Le gouvernement libéral de Justin Trudeau doit changer sa stratégie budgétaire et impérativement limiter la croissance des dépenses de programme au seuil de l'inflation pour éviter de mauvaises surprises. 

C’est ce que recommande une étude dévoilée mercredi par le Centre sur la productivité et la prospérité - Fondation Walter J. Somers de HEC Montréal. 

Si les auteurs de l’étude sont d’avis que, jusqu’ici, Ottawa a «remporté son pari en cumulant des déficits budgétaires pour stimuler la croissance de l'économie canadienne», ils pensent toutefois qu’il est temps de redresser la barre, invoquant l'équité intergénérationnelle. 

«Selon les prévisions actuelles du gouvernement fédéral, environ 84,7 milliards $ devraient s'ajouter à la dette publique fédérale au cours des quatre prochaines années en raison des déficits planifiés, a expliqué Robert Gagné, directeur du CPP et coauteur de l'étude. Si cette volonté se concrétise, la stratégie fédérale aura donc ajouté plus de 140 milliards $ à la dette publique fédérale pour financer une croissance économique de court terme.» 

M. Gagné croit toutefois que cette dette perdura à long terme, et ses conséquences sur le plan de l'équité entre les «générations de contribuables pourraient s'avérer considérables». 

Optimistes, les auteurs pensent qu’il est possible de mettre en place rapidement un plan de retour à l'équilibre budgétaire, lequel pourrait vraisemblablement être atteint à la fin du présent mandat, et ce, «en limitant simplement la croissance des dépenses de programme au seuil de l'inflation». 
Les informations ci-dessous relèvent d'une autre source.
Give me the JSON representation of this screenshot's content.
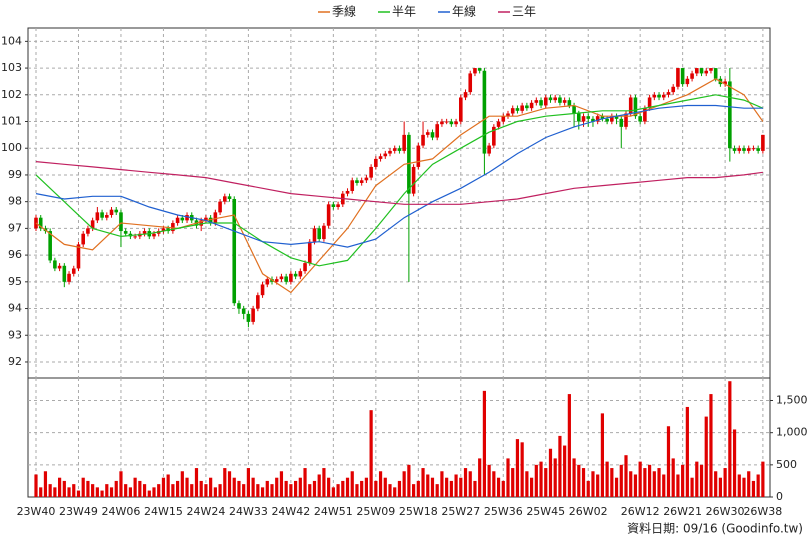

En outre, ils estiment que le Parlement devrait aussi réactiver la loi fédérale sur l'équilibre budgétaire instaurée en 2015 et abrogée un an plus tard par le nouveau gouvernement. 

«En limitant le recours aux déficits budgétaires aux périodes de turbulences économiques, le Parlement évitera ainsi qu'un gouvernement de passage ne contamine les finances publiques des prochaines générations de contribuables», ajoutent les auteurs Jonathan Deslauriers, Robert Gagné et Jonathan Paré.